Re: Mito´s Story "Der Taxifahrer"
aliendwarf - 02.09.2006, 22:54:13
naja, so toll is die story net finde ich. auch die sätze sind recht simpel :zwinker:
@noctor:
von-einem-außerirdischen-zwerg-umgebracht-tot ist die ultraform^^
Re: Mito´s Story "Der Taxifahrer"
Mito - 04.09.2006, 22:12:18
aliendwarf hat folgendes geschrieben: naja, so toll is die story net finde ich. auch die sätze sind recht simpel :zwinker:
...
mmmhh....ja...ich bin kein professioneller schriftsteller...und...zu lange sätze sind dann irgendwann doch auch schwer zu entziffern... ;)
@alle anderen... =)
danke danke...für die löbreden...^^
Die Polizeiwache
Am nächsten morgen befand er sich nicht mehr in seinem Taxi, sondern, ja wo eigentlich. Er sah sich um, zu Hause war er definitiv nicht, denn seine Fenster hatten nicht so viele Gitterstäbe, eigentlich gar keine.

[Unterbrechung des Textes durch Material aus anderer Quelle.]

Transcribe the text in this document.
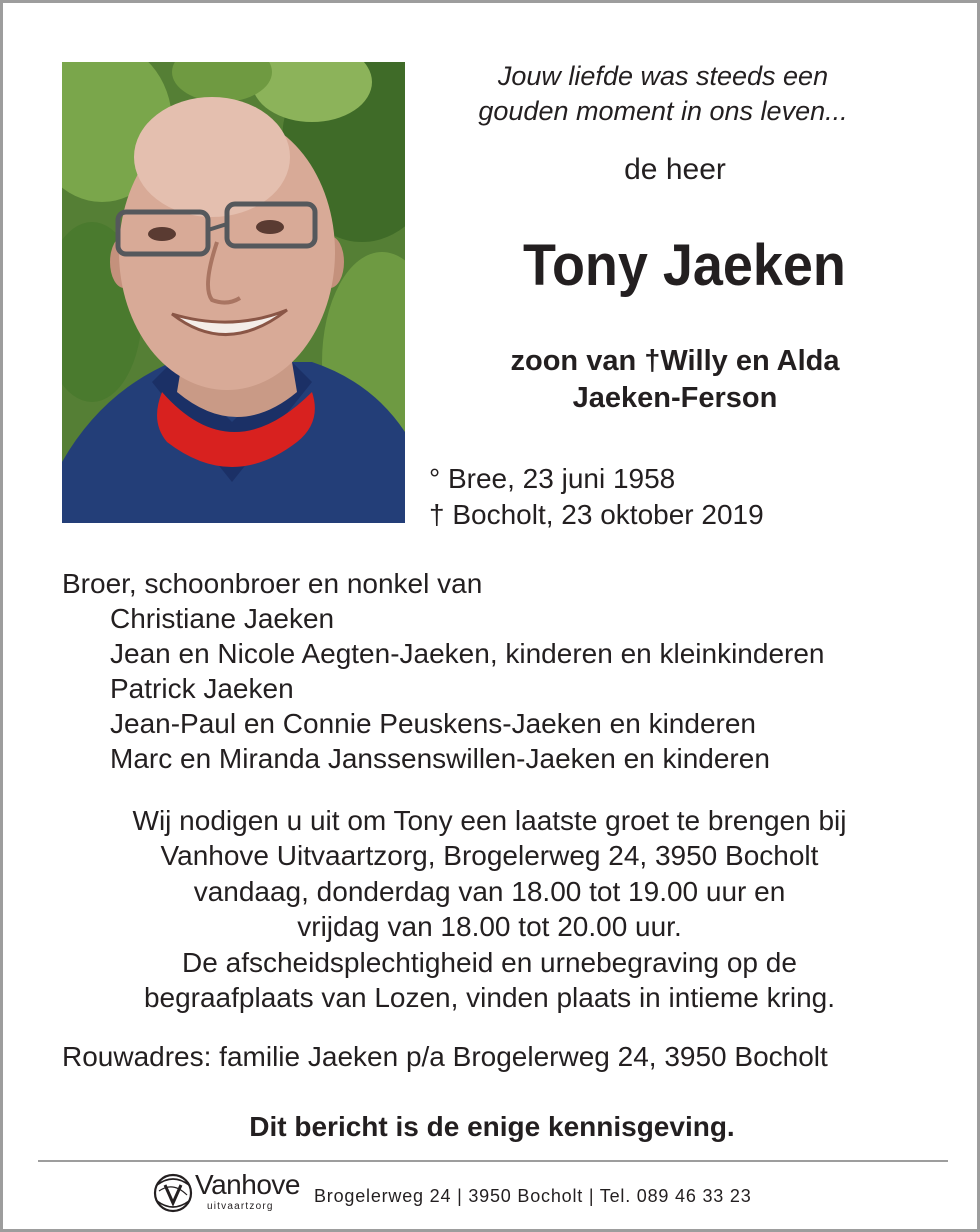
Jouw liefde was steeds een
gouden moment in ons leven...
de heer
Tony Jaeken
zoon van †Willy en Alda
Jaeken-Ferson
° Bree, 23 juni 1958
† Bocholt, 23 oktober 2019
Broer, schoonbroer en nonkel van
Christiane Jaeken
Jean en Nicole Aegten-Jaeken, kinderen en kleinkinderen
Patrick Jaeken
Jean-Paul en Connie Peuskens-Jaeken en kinderen
Marc en Miranda Janssenswillen-Jaeken en kinderen
Wij nodigen u uit om Tony een laatste groet te brengen bij
Vanhove Uitvaartzorg, Brogelerweg 24, 3950 Bocholt
vandaag, donderdag van 18.00 tot 19.00 uur en
vrijdag van 18.00 tot 20.00 uur.
De afscheidsplechtigheid en urnebegraving op de
begraafplaats van Lozen, vinden plaats in intieme kring.
Rouwadres: familie Jaeken p/a Brogelerweg 24, 3950 Bocholt
Dit bericht is de enige kennisgeving.
Vanhove
uitvaartzorg
Brogelerweg 24 | 3950 Bocholt | Tel. 089 46 33 23
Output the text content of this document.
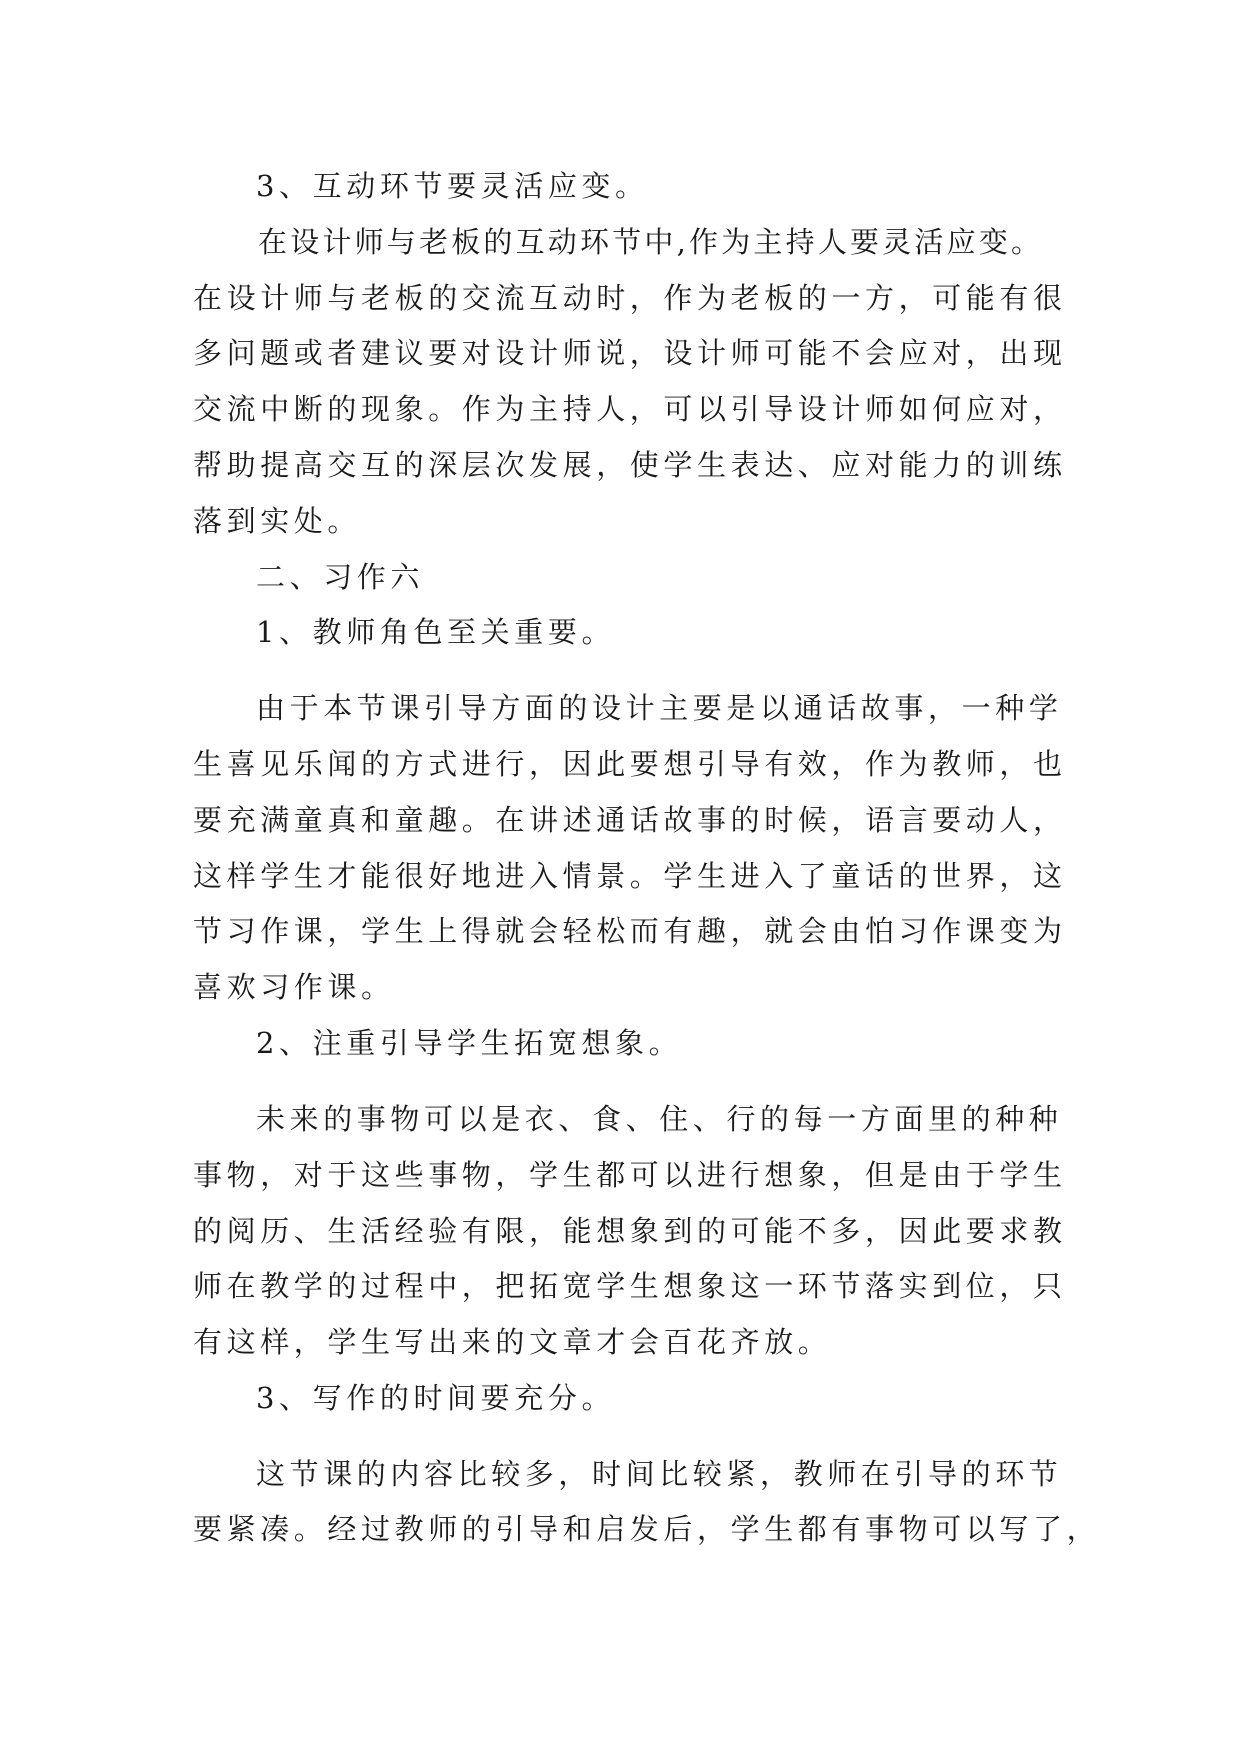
3、互动环节要灵活应变。
在设计师与老板的互动环节中,作为主持人要灵活应变。
在设计师与老板的交流互动时，作为老板的一方，可能有很
多问题或者建议要对设计师说，设计师可能不会应对，出现
交流中断的现象。作为主持人，可以引导设计师如何应对，
帮助提高交互的深层次发展，使学生表达、应对能力的训练
落到实处。
二、习作六
1、教师角色至关重要。
由于本节课引导方面的设计主要是以通话故事，一种学
生喜见乐闻的方式进行，因此要想引导有效，作为教师，也
要充满童真和童趣。在讲述通话故事的时候，语言要动人，
这样学生才能很好地进入情景。学生进入了童话的世界，这
节习作课，学生上得就会轻松而有趣，就会由怕习作课变为
喜欢习作课。
2、注重引导学生拓宽想象。
未来的事物可以是衣、食、住、行的每一方面里的种种
事物，对于这些事物，学生都可以进行想象，但是由于学生
的阅历、生活经验有限，能想象到的可能不多，因此要求教
师在教学的过程中，把拓宽学生想象这一环节落实到位，只
有这样，学生写出来的文章才会百花齐放。
3、写作的时间要充分。
这节课的内容比较多，时间比较紧，教师在引导的环节
要紧凑。经过教师的引导和启发后，学生都有事物可以写了，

Die junge, hübsche, tote Frau war nicht mit hier drin. Seine Gedanken schweiften ab, er dachte nur, dass er heute wohl auch zu spät zur Arbeit kommen würde, wenn überhaupt, denn er saß in einer Gefängniszelle. Er sah sich sicherheitshalber noch mal um: Gitterstäbe an den Fenstern, eine schwere Eisentür mit Gitterstäben und eine ungemütliche Holzpritsche. Dies war eindeutig eine Gefängniszelle.
Angestrengt versuchte er sich an die gestrige Nacht zu erinnern, aber er hatte nur noch die junge, hübsche Frau vor Augen, nein, die junge, hübsche TOTE Frau.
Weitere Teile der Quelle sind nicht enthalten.